Shares rise on merger fail
On paper, the proposed merger between Vietnam-focused oil and gas producer SOCO International (LSE: SIA) and Middle Eastern group Kuwait Energy had some logic. The combined firm would have had much higher production, substantial reserves and a geographically diverse portfolio.
However, the two companies couldn’t agree on terms and issued statements today confirming that the deal won’t go ahead.

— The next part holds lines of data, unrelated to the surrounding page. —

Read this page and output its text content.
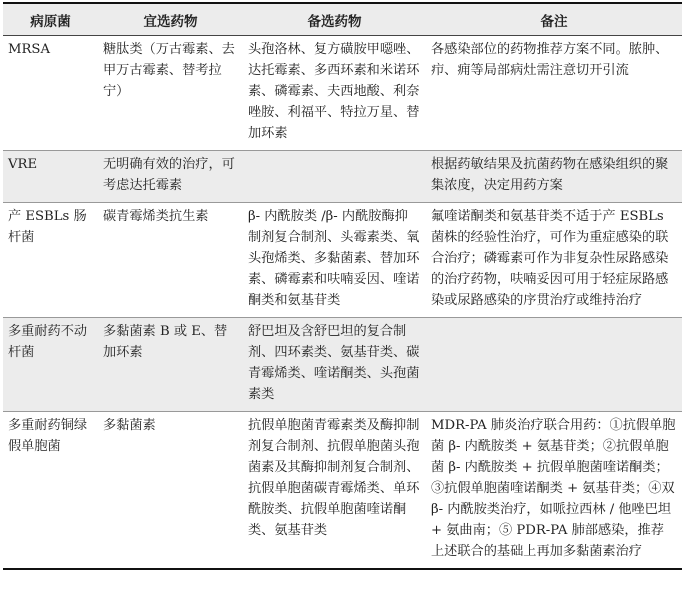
病原菌	宜选药物	备选药物	备注

MRSA	糖肽类（万古霉素、去甲万古霉素、替考拉宁）	头孢洛林、复方磺胺甲噁唑、达托霉素、多西环素和米诺环素、磷霉素、夫西地酸、利奈唑胺、利福平、特拉万星、替加环素	各感染部位的药物推荐方案不同。脓肿、疖、痈等局部病灶需注意切开引流

VRE	无明确有效的治疗，可考虑达托霉素		根据药敏结果及抗菌药物在感染组织的聚集浓度，决定用药方案

产 ESBLs 肠杆菌	碳青霉烯类抗生素	β- 内酰胺类 /β- 内酰胺酶抑制剂复合制剂、头霉素类、氧头孢烯类、多黏菌素、替加环素、磷霉素和呋喃妥因、喹诺酮类和氨基苷类	氟喹诺酮类和氨基苷类不适于产 ESBLs 菌株的经验性治疗，可作为重症感染的联合治疗；磷霉素可作为非复杂性尿路感染的治疗药物，呋喃妥因可用于轻症尿路感染或尿路感染的序贯治疗或维持治疗

多重耐药不动杆菌	多黏菌素 B 或 E、替加环素	舒巴坦及含舒巴坦的复合制剂、四环素类、氨基苷类、碳青霉烯类、喹诺酮类、头孢菌素类	

多重耐药铜绿假单胞菌	多黏菌素	抗假单胞菌青霉素类及酶抑制剂复合制剂、抗假单胞菌头孢菌素及其酶抑制剂复合制剂、抗假单胞菌碳青霉烯类、单环酰胺类、抗假单胞菌喹诺酮类、氨基苷类	MDR-PA 肺炎治疗联合用药：①抗假单胞菌 β- 内酰胺类 + 氨基苷类；②抗假单胞菌 β- 内酰胺类 + 抗假单胞菌喹诺酮类；③抗假单胞菌喹诺酮类 + 氨基苷类；④双 β- 内酰胺类治疗，如哌拉西林 / 他唑巴坦 + 氨曲南；⑤ PDR-PA 肺部感染，推荐上述联合的基础上再加多黏菌素治疗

SOCO shares rose by 2% in early trading as investors welcomed the clarity provided by this announcement. This stock has fallen by about 40% over the last year, even as the oil market recovered. I believe this could be a buying opportunity.
Too cheap to ignore?
SOCO’s most recent accounts show net cash of $132m and a book value per share of about 180p per share. However, I calculate that the company’s January decision to writedown the value of two non-core assets in Africa by $220m will have reduced this to about 133p per share.
At a last-seen price of 94p, it means the shares currently trade at a discount of around 29% to my estimated book value.
Supporting this value is the group’s strong cash flow. With operating costs averaging just $14 per barrel, today’s oil price of more than $60 should leave plenty of cash for development work and dividends.
Shareholders are expected to receive a total payout of 5.3p per share for 2017, giving a yield of 5.6%. A smaller payout is expected in 2018, but SOCO does have a long history of returning cash to shareholders. I believe the stock could be good value at current levels.
Will shareholders strike gold?
Russia-focused gold mining group Petropavlovsk (LSE: POG) has had a turbulent history. Its shares have lost 98% of their value since 2010 and the firm only just survived in 2015, when a big rights issue was required to help refinance $1bn of debt.
Shareholders have grown tired of the firm’s limited progress and the last year has seen the enforced departure of company chairman and founder Peter Hambro and his long-time ally, CEO Dr Pavel Maslovskiy.
A turning point?
Debt has remained stubbornly high and the group’s decision to invest in a so-called POX Hub — a specialist plant needed to extract gold from some types of ore — isn’t without risk.
However, progress is being made. Most remaining debt has now been refinanced on a more sustainable basis. Operationally, the new management team is overseeing a significant improvement in profit and cash generation.
The stock currently trades at a 43% discount to its net asset value of 12.8p per share, and on just 6.6 times 2018 forecast earnings.
If management can successfully release value from the group’s mines and operate the POX hub profitably, then I’d expect the shares to re-rate, perhaps towards the 10p-12p range. This isn’t without risk. But Petropavlovsk shares do appear to offer value at current levels.